U.N. development specialist Garry Conille was named Haiti’s new prime minister Tuesday evening, nearly a month after a coalition within a fractured transitional council sought to choose someone else for the position.
Conille has been UNICEF’s regional director for Latin America and the Caribbean since January 2023 and previously served as Haiti’s prime minister from October 2011 to May 2012 under then President Michel Martelly. He replaces Michel Patrick Boisvert, who was named interim prime minister after Ariel Henry resigned via letter in late April.
Prime Minister of Haiti is currently about as appealing a job as 99 Cent Store manager in South Central, but even so what’s left of the council hasn’t so much named a leader as a guy best able to secure foreign aid.
And that’s the best possible interpretation of the situation. The worst is that Haiti’s government is indistinguishable from international organizations like the UN. And that’s part of the problem.

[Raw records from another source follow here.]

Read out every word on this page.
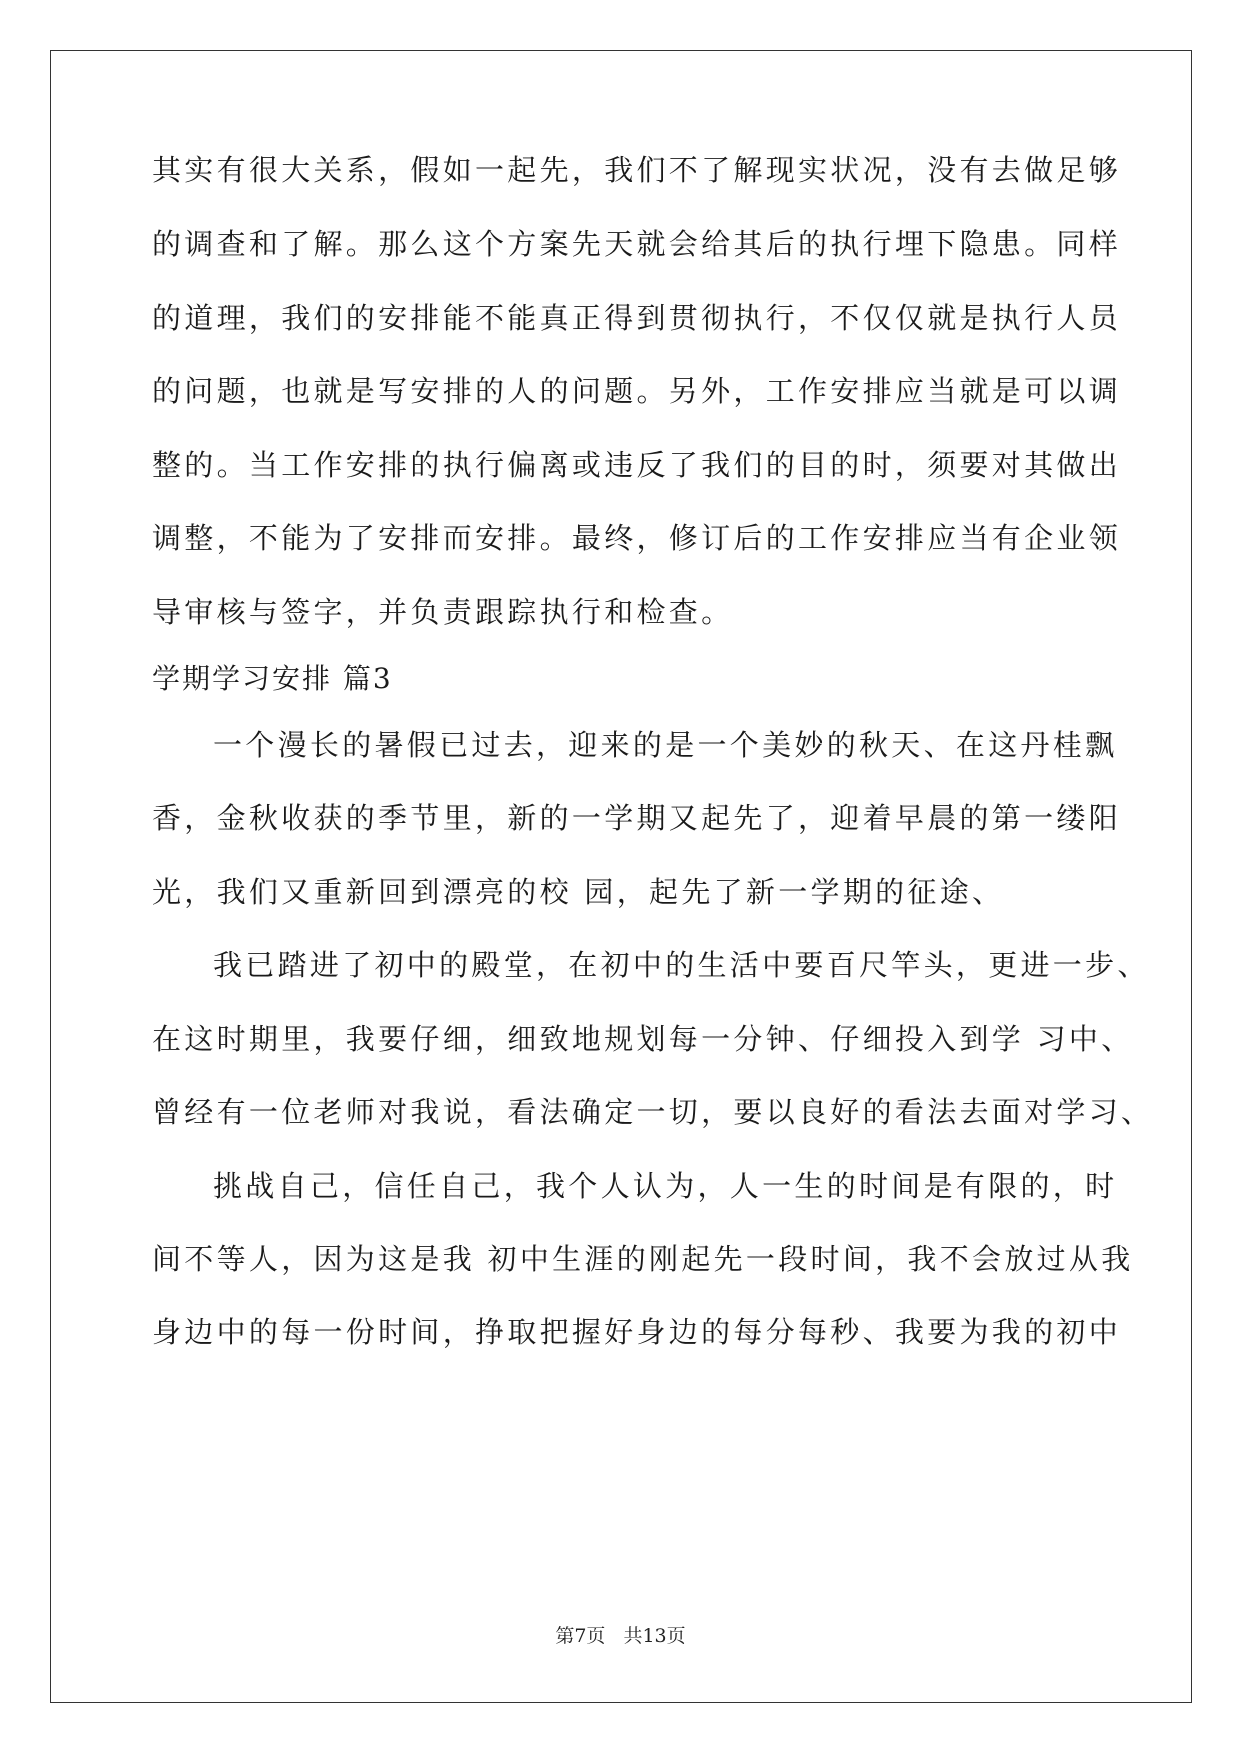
其实有很大关系，假如一起先，我们不了解现实状况，没有去做足够
的调查和了解。那么这个方案先天就会给其后的执行埋下隐患。同样
的道理，我们的安排能不能真正得到贯彻执行，不仅仅就是执行人员
的问题，也就是写安排的人的问题。另外，工作安排应当就是可以调
整的。当工作安排的执行偏离或违反了我们的目的时，须要对其做出
调整，不能为了安排而安排。最终，修订后的工作安排应当有企业领
导审核与签字，并负责跟踪执行和检查。
学期学习安排 篇3
一个漫长的暑假已过去，迎来的是一个美妙的秋天、在这丹桂飘
香，金秋收获的季节里，新的一学期又起先了，迎着早晨的第一缕阳
光，我们又重新回到漂亮的校 园，起先了新一学期的征途、
我已踏进了初中的殿堂，在初中的生活中要百尺竿头，更进一步、
在这时期里，我要仔细，细致地规划每一分钟、仔细投入到学 习中、
曾经有一位老师对我说，看法确定一切，要以良好的看法去面对学习、
挑战自己，信任自己，我个人认为，人一生的时间是有限的，时
间不等人，因为这是我 初中生涯的刚起先一段时间，我不会放过从我
身边中的每一份时间，挣取把握好身边的每分每秒、我要为我的初中
第7页 共13页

The rest of the world can’t fix Haiti. But the so-called international community does have a bad habit of going to third-world countries, building an entire establishment of nonprofit groups to provide aid, who become interchangeable with the government and widely hated because they’re the largest source of income, even as all measures for fixing the place have to be run through them.
That approach has backfired all over the world. Including in Afghanistan. It certainly isn’t helping Haiti.